Department of Psychiatry, Texas Tech University Health Sciences Center, Lubbock, TX.
Department of Psychiatry, Cincinnati Children's Hospital Medical Center, Cincinnati, OH.
Am J Ther. 2020 Sep/Oct;27(5):e425-e430. doi: 10.1097/MJT.0000000000000853.
Antipsychotic drug use in children has doubled from 2001 to 2007 with concomitant increase in obesity. Second-generation antipsychotic (SGA) medication use is associated with weight gain, metabolic derangements, and blood sugar and lipid abnormalities in children. The American Psychiatric Association and the American Diabetes Association have recommended metabolic monitoring guidelines for patients using SGA.
The study objective was to investigate and compare metabolic monitoring for SGA medications in psychiatry (PSY), and pediatrics and family medicine [primary care providers (PCP)] outpatient clinics of a university medical center.
This is a retrospective study of 149 charts of patients newly prescribed with SGA, ages 5-18 years, from their initial visit in the outpatient clinics.
Compliance with recommended metabolic monitoring was evaluated for initial and subsequent clinic visits. Parameters included body mass index, waist circumference, blood pressure, fasting plasma glucose, and fasting lipid profile.
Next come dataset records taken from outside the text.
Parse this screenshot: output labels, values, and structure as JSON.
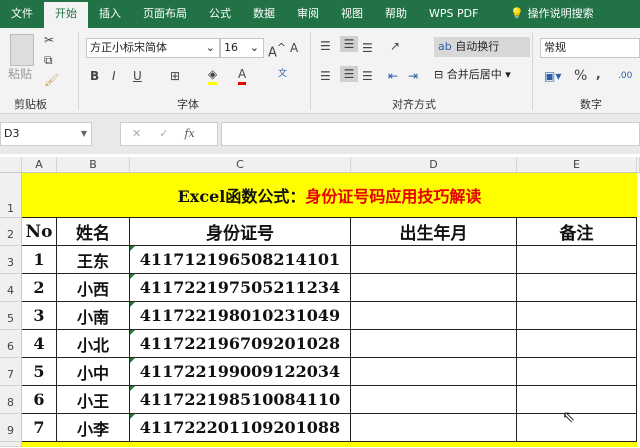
{
  "tabs": [
    "文件",
    "开始",
    "插入",
    "页面布局",
    "公式",
    "数据",
    "审阅",
    "视图",
    "帮助",
    "WPS PDF"
  ],
  "search_label": "操作说明搜索",
  "ribbon": {
    "paste_label": "粘贴",
    "clipboard_group": "剪贴板",
    "font_name": "方正小标宋简体",
    "font_size": "16",
    "font_group": "字体",
    "bold": "B",
    "italic": "I",
    "underline": "U",
    "wrap_text": "自动换行",
    "merge_center": "合并后居中",
    "align_group": "对齐方式",
    "number_format": "常规",
    "percent": "%",
    "comma": ",",
    "number_group": "数字"
  },
  "formula_bar": {
    "name_box": "D3",
    "fx": "fx",
    "formula": ""
  },
  "columns": [
    "A",
    "B",
    "C",
    "D",
    "E"
  ],
  "rows": [
    "1",
    "2",
    "3",
    "4",
    "5",
    "6",
    "7",
    "8",
    "9"
  ],
  "title": {
    "black": "Excel函数公式：",
    "red": "身份证号码应用技巧解读"
  },
  "headers": [
    "No",
    "姓名",
    "身份证号",
    "出生年月",
    "备注"
  ],
  "records": [
    [
      "1",
      "王东",
      "411712196508214101",
      "",
      ""
    ],
    [
      "2",
      "小西",
      "411722197505211234",
      "",
      ""
    ],
    [
      "3",
      "小南",
      "411722198010231049",
      "",
      ""
    ],
    [
      "4",
      "小北",
      "411722196709201028",
      "",
      ""
    ],
    [
      "5",
      "小中",
      "411722199009122034",
      "",
      ""
    ],
    [
      "6",
      "小王",
      "411722198510084110",
      "",
      ""
    ],
    [
      "7",
      "小李",
      "411722201109201088",
      "",
      ""
    ]
  ],
  "colors": {
    "ribbon_green": "#217346",
    "title_bg": "#ffff00",
    "title_red": "#e60000"
  }
}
Of the 149 charts, 110 patients were in PSY and 39 in PCP. The parameter most regularly monitored was body mass index (baseline: PSY 88.3%, PCP 97.4%; 12 weeks: PSY 86.4%, PCP 85.0%; and 24 weeks: PSY 91.8%, PCP 100%). Fasting plasma glucose (baseline: PSY 18.9%, PCP 25.6% and 12 weeks: PSY 8.6%, PCP 10.0%) and fasting lipid profile (baseline: PSY 12.7%, PCP 25.6% and 12 weeks: PSY 7.0%, PCP 10.0%) had low completions rates. No difference was seen in metabolic monitoring by sex or ethnic group.
Metabolic monitoring rate of child and adolescent patients on SGAs was low overall. No statistically significant differences were seen between psychiatry and PCP except a significantly higher rate of fasting plasma glucose level monitoring at baseline among PCP. Limitations to the study include the small sample size obtained for the period investigated and insufficient documentation in some electronic charts. Extending the period studied may increase the statistical significance of the data.
从 2001 年到 2007 年,儿童使用抗精神病药物的比例翻了一番,同时肥胖率也有所上升。第二代抗精神病药物(SGA)的使用会导致儿童体重增加、代谢紊乱以及血糖和血脂异常。美国精神病学协会和美国糖尿病协会已经为使用 SGA 的患者推荐了代谢监测指南。
本研究的目的是调查和比较大学医疗中心精神病学(PSY)和儿科及家庭医学[初级保健提供者(PCP)]门诊中 SGA 药物的代谢监测情况。
这是一项回顾性研究,共纳入了 149 名年龄在 5-18 岁之间、新处方 SGA 的患者的病历,这些患者均在门诊首次就诊。
评估了初始和后续门诊就诊时对推荐代谢监测的依从性。参数包括体重指数、腰围、血压、空腹血糖和空腹血脂谱。
在 149 份病历中,110 份来自 PSY,39 份来自 PCP。监测最频繁的参数是体重指数(基线:PSY 88.3%,PCP 97.4%;12 周:PSY 86.4%,PCP 85.0%;24 周:PSY 91.8%,PCP 100%)。空腹血糖(基线:PSY 18.9%,PCP 25.6%;12 周:PSY 8.6%,PCP 10.0%)和空腹血脂谱(基线:PSY 12.7%,PCP 25.6%;12 周:PSY 7.0%,PCP 10.0%)的完成率较低。性别的差异或种族群体的差异并未对代谢监测产生影响。
总体而言,接受 SGA 治疗的儿童和青少年患者的代谢监测率较低。精神病学和 PCP 之间没有统计学上的显著差异,但 PCP 基线时空腹血糖水平监测的比例明显更高。本研究的局限性包括在所研究期间获得的样本量较小以及一些电子病历记录不足。延长研究期间可能会增加数据的统计学意义。